EPS. 49 | THE TRUTH

30 1 0
                                    

MALAM hari yang sunyi. Suasana ruang keluarga masih lengang sejak 10 menit yang lalu. Kini aku tengah duduk di kursi bersama Kak Sinq, sedangkan mama dan papa duduk di sofa satunya. Sedari tadi aku masih menunduk lesu. Perasaan yang tidak bisa dideskripsikan ini berkecamuk di dada.

"Sayang… lihat Mama, Nak," ucap Mama dengan suara lirih. Namun aku tak meresponnya, tetap dalam posisi menunduk.

"Atela Sayang, apa kamu tak ingin menatap Mamamu?"

Hening. Lagi-lagi aku tak menjawab perkataannya. Mama pun menghela napas menyerah. "Baiklah, kamu cukup mendengarkan saja pembicaraan Mama."

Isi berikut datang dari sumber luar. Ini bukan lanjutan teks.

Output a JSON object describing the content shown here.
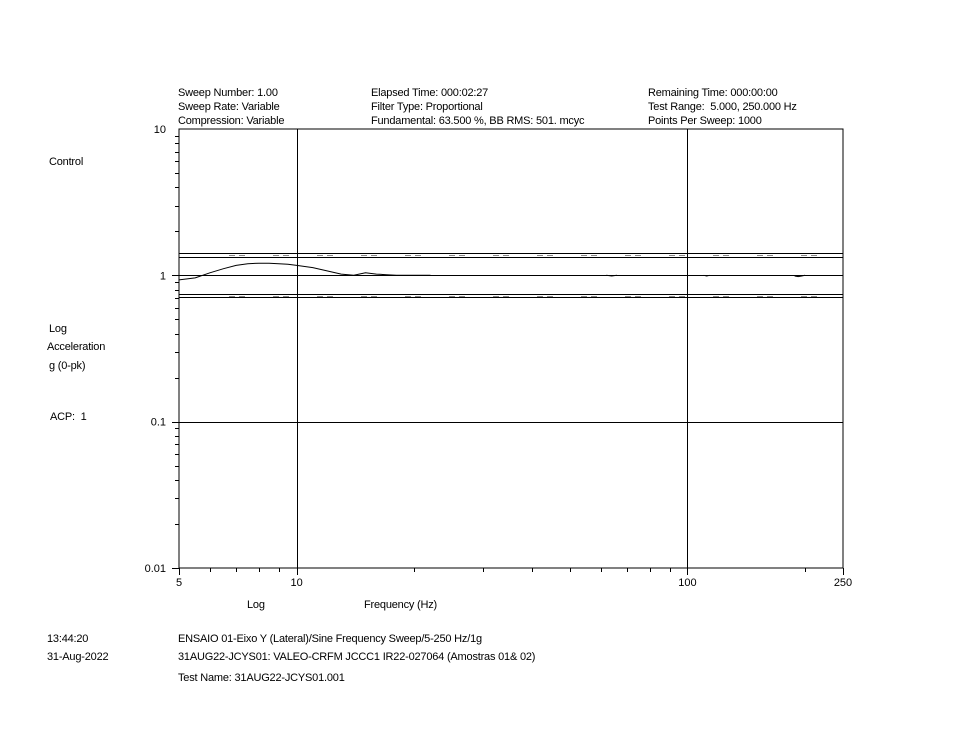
{
  "header": {
    "sweep_number": "Sweep Number: 1.00",
    "sweep_rate": "Sweep Rate: Variable",
    "compression": "Compression: Variable",
    "elapsed_time": "Elapsed Time: 000:02:27",
    "filter_type": "Filter Type: Proportional",
    "fundamental": "Fundamental: 63.500 %, BB RMS: 501. mcyc",
    "remaining_time": "Remaining Time: 000:00:00",
    "test_range": "Test Range:  5.000, 250.000 Hz",
    "points_per_sweep": "Points Per Sweep: 1000"
  },
  "side": {
    "control": "Control",
    "log": "Log",
    "acceleration": "Acceleration",
    "units": "g (0-pk)",
    "acp": "ACP:  1"
  },
  "footer": {
    "time": "13:44:20",
    "date": "31-Aug-2022",
    "line1": "ENSAIO 01-Eixo Y (Lateral)/Sine Frequency Sweep/5-250 Hz/1g",
    "line2": "31AUG22-JCYS01: VALEO-CRFM JCCC1 IR22-027064 (Amostras 01& 02)",
    "test_name": "Test Name: 31AUG22-JCYS01.001"
  },
  "chart_data": {
    "type": "line",
    "x_scale": "log",
    "y_scale": "log",
    "xlim": [
      5,
      250
    ],
    "ylim": [
      0.01,
      10
    ],
    "x_ticks": [
      {
        "value": 5,
        "label": "5"
      },
      {
        "value": 10,
        "label": "10"
      },
      {
        "value": 100,
        "label": "100"
      },
      {
        "value": 250,
        "label": "250"
      }
    ],
    "y_ticks": [
      {
        "value": 10,
        "label": "10"
      },
      {
        "value": 1,
        "label": "1"
      },
      {
        "value": 0.1,
        "label": "0.1"
      },
      {
        "value": 0.01,
        "label": "0.01"
      }
    ],
    "xlabel_scale": "Log",
    "xlabel": "Frequency (Hz)",
    "grid": "decades",
    "reference_level": 1.0,
    "abort_limits": [
      1.41,
      0.71
    ],
    "alarm_limits": [
      1.33,
      0.75
    ],
    "series": [
      {
        "x": [
          5,
          5.5,
          6,
          6.5,
          7,
          7.5,
          8,
          8.5,
          9,
          9.5,
          10,
          11,
          12,
          13,
          14,
          15,
          16,
          17,
          18,
          20,
          22
        ],
        "y": [
          0.93,
          0.96,
          1.04,
          1.11,
          1.17,
          1.2,
          1.21,
          1.21,
          1.2,
          1.19,
          1.17,
          1.13,
          1.07,
          1.02,
          1.0,
          1.04,
          1.02,
          1.01,
          1.0,
          1.0,
          1.0
        ]
      },
      {
        "x": [
          62,
          64,
          66
        ],
        "y": [
          1.0,
          0.99,
          1.0
        ]
      },
      {
        "x": [
          110,
          112,
          114
        ],
        "y": [
          1.0,
          0.99,
          1.0
        ]
      },
      {
        "x": [
          188,
          192,
          196,
          200
        ],
        "y": [
          0.99,
          0.98,
          0.99,
          1.0
        ]
      }
    ]
  }
}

Aku yakin kini perasaan mama sangat berat untuk mengatakan sesuatu, tampak dari wajah berkeriput itu.

"Mama... mau minta maaf sebesar-besarnya karena sudah berbohong. Foto yang kamu lihat tadi memang sebuah foto keluarga. Tapi kamu salah paham, Nak. Papa bukannya menikah lagi," ucapnya lalu menarik napas dalam-dalam.

"Sebenarnya, dia bukan papamu."

Aku pun langsung mendongakkan kepala dengan mata menyalang lebar.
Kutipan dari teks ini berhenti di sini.